„Die Defizite sind kaum aufzuholen“
M. H. unterrichtet eine Deutschförderklasse in Wien.
In den ersten Schulwochen haben die Kinder meiner Deutschförderklasse einiges gelernt. Sie konnten Obstsorten und Spielsachen benennen und statt „Toilette“haben sie „Darf ich bitte auf die Toilette gehen?“gesagt. Dann kam der Lockdown. Wenn ich jetzt sage, „Bitte nimm deinen blauen Filzstift“, dann sehen sie mich mit großen Augen an. Sie haben massiv abgebaut.

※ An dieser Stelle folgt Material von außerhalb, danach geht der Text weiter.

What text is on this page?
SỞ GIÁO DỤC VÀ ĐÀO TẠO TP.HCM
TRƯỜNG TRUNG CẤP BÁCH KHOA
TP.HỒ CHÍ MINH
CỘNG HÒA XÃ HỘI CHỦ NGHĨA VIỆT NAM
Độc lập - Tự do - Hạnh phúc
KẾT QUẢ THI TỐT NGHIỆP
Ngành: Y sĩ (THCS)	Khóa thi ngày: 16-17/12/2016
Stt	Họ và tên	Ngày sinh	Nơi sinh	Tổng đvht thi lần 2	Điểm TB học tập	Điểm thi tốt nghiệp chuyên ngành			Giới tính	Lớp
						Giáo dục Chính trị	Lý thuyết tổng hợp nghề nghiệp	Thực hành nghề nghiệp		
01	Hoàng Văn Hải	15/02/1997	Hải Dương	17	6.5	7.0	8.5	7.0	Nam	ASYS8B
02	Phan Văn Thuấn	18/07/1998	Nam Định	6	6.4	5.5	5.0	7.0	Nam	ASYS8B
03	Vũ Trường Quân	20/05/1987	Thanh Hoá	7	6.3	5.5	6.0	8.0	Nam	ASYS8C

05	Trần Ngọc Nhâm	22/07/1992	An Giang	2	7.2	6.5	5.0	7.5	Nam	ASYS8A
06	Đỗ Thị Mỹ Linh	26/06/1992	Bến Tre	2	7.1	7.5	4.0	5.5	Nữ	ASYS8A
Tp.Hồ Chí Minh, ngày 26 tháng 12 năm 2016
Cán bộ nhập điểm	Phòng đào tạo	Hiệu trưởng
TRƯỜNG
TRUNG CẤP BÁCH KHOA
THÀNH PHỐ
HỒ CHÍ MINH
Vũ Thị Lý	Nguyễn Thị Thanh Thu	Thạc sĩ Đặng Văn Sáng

Das ist klar. Ein Kind lernt eine Sprache, indem es viel spricht und hört. Meine Schüler waren aber wohl wochenlang kaum mit einem deutschen Wort konfrontiert. Ein Onlineunterricht ist bei Sechsjährigen nicht sinnvoll und auch nicht möglich. Es gibt weder die technische Voraussetzung noch hätten die Kinder daheim die Ruhe dazu. Oft leben sie in kleinen Wohnungen mit vielen Geschwistern.
Einmal in der Woche gibt es ein Paket mit Übungszetteln. Darauf sind Buchstaben zu schreiben, Mengen einzukreisen und Schwungübungen zu machen. Bei den motorischen Fähigkeiten habe ich eine große Steigerung bemerkt. Das können die Kinder allein üben. Für vieles andere würden sie die Unterstützung der Eltern brauchen. Doch die gibt es oft nicht. Manche wollen und viele können sie nicht geben. Einige Eltern erreichen wir auch gar nicht. Immer mehr sind überfordert. Es bemühen sich zwar viele. Aber die zunehmende Überforderung ist in einzelnen Fällen schon erkennbar. Manche Schüler jammern etwa, dass sie zu Hause nicht genug zu essen bekommen.
Doch zurück zum Lernen. Meine Klasse wird im restlichen Schuljahr hoffentlich einen Grundwortschatz erwerben. Den brauchen sie im Herbst. Dazwischen liegt allerdings der Sommer. Und auch da werden die Kinder viel verlieren.